Agora, com muita alegria, conseguimos enxergar o quebra pau claramente, mesmo durante a noite, algo que foi um enorme problema em Godzilla 2 com seu excesso de neblina e fumaça que não dava para entender nada do que estava acontecendo em cena. Por outro lado, nessas lacunas das lutas espetaculares, acompanhamos algumas narrativas paralelas, como a da menina órfão que possui forte relação com Kong e, dessa forma, humaniza o gorilão e o coloca como ponto central e indispensável da história. Quem diria? O longa é muito mais sobre seu reinado do que sobre o mecanismo de defesa global que é Godzilla.

A direção dá um show

Há muita assertividade acontecendo em Godzilla vs Kong em relação aos erros cometidos pelos filmes anteriores. Tanto a trilha sonora épica quanto o desenho de som, estão impecáveis e realmente colocam o espectador dentro desse universo onde somos minúsculos. A ambientação extraordinária do núcleo da Terra e as belíssimas cores de todos os cenários dão ao longa um estilo surpreendentemente original, mas que mesclam – com muita maestria – a identidade visual dos filmes anteriores. O verde e o abafado clima de Ilha da Caveira encontram espaço no neon e caótico mundo de Godzilla. E essa mistura proporciona um dos espetáculos visuais mais elegantes dos últimos anos, sem contar, claro, a ação de cair o queixo.

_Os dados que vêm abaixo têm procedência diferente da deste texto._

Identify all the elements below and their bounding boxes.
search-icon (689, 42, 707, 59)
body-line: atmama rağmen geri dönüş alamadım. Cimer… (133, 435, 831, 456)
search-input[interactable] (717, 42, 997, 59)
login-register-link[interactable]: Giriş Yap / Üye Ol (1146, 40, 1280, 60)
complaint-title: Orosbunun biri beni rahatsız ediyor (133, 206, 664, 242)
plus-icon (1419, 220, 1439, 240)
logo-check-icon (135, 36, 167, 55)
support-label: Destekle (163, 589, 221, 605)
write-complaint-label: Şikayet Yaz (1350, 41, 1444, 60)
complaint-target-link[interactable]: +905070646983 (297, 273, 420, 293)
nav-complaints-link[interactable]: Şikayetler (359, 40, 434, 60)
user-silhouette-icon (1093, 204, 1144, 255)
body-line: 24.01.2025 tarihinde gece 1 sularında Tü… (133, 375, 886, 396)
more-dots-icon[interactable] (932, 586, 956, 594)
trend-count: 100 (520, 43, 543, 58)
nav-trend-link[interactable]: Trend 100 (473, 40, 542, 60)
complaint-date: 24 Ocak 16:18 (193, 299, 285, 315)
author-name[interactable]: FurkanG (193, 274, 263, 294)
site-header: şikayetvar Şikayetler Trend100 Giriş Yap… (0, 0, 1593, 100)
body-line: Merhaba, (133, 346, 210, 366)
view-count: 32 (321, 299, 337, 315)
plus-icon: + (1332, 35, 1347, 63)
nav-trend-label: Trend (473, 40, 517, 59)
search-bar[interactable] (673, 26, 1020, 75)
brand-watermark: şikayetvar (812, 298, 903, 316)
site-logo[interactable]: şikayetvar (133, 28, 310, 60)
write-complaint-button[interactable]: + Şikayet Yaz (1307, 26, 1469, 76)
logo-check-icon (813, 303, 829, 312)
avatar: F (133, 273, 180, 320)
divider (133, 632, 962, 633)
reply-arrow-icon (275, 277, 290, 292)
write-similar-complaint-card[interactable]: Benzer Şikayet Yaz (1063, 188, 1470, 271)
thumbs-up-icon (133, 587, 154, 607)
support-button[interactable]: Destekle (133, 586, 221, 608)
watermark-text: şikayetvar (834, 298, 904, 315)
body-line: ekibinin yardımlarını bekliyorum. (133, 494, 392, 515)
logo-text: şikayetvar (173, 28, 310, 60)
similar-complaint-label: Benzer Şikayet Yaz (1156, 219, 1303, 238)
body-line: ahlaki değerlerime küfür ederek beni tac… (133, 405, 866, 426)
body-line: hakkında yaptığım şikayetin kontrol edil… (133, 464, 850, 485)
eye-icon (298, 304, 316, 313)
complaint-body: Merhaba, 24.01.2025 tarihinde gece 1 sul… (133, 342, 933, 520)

Louvado seja a empolgação do diretor Adam Wingard e sua condução enérgica e estonteante das lutas colossais. Depois de ser o responsável pela porcaria que foi Death Note, da Netflix, a redenção chega com força e seu trabalho aqui é um deslumbre por completo. A câmera flutua, gira e dá cambalhotas entre os socos grandiosos. Ótimo aproveitamento dos quadros e que não teme, de forma alguma, destruir tudo que existe ao redor para que a dupla de gigantes possa ter uma luta intensa. Quando o terceiro round está em andamento, eis que surge o tão aguardado Mechagodzilla para colocar ainda mais lenha na fogueira e, felizmente, unir os inimigos mortais em prol de algo mais destrutivo. Mas Ok, convenhamos que há sim falhas na estrutura da trama e que o roteiro, precário em qualidade, aposta todas as fichas na técnica para surpreender e ofuscar seus deslizes. Se isso passa despercebido, bom, aí já é outra história.

Conclusão

Dessa forma, as monumentais cenas de ação salvam o enredo pouco inspirado de Godzilla vs Kong, que entrega um absurdo clímax de quase 2 horas de duração do mais puro suco extraído do melhor que o cinema blockbuster pode nos proporcionar. De fato, entrega o espetáculo que promete e ainda mergulha profundamente na mitologia dos monstros que tanto amamos, enquanto dá fôlego extra para a franquia ter vida longa. Apesar de renunciar a um núcleo humano mais inteligente e sensível, o roteiro aposta no confronto e é distrativo e imersivo de tal maneira, que os problemas podem ser perdoados dessa vez. O mundo necessita tanto de entretenimento nesse momento caótico e dolorido, que vale sentar e apreciar essa preciosa diversão de proporções épicas.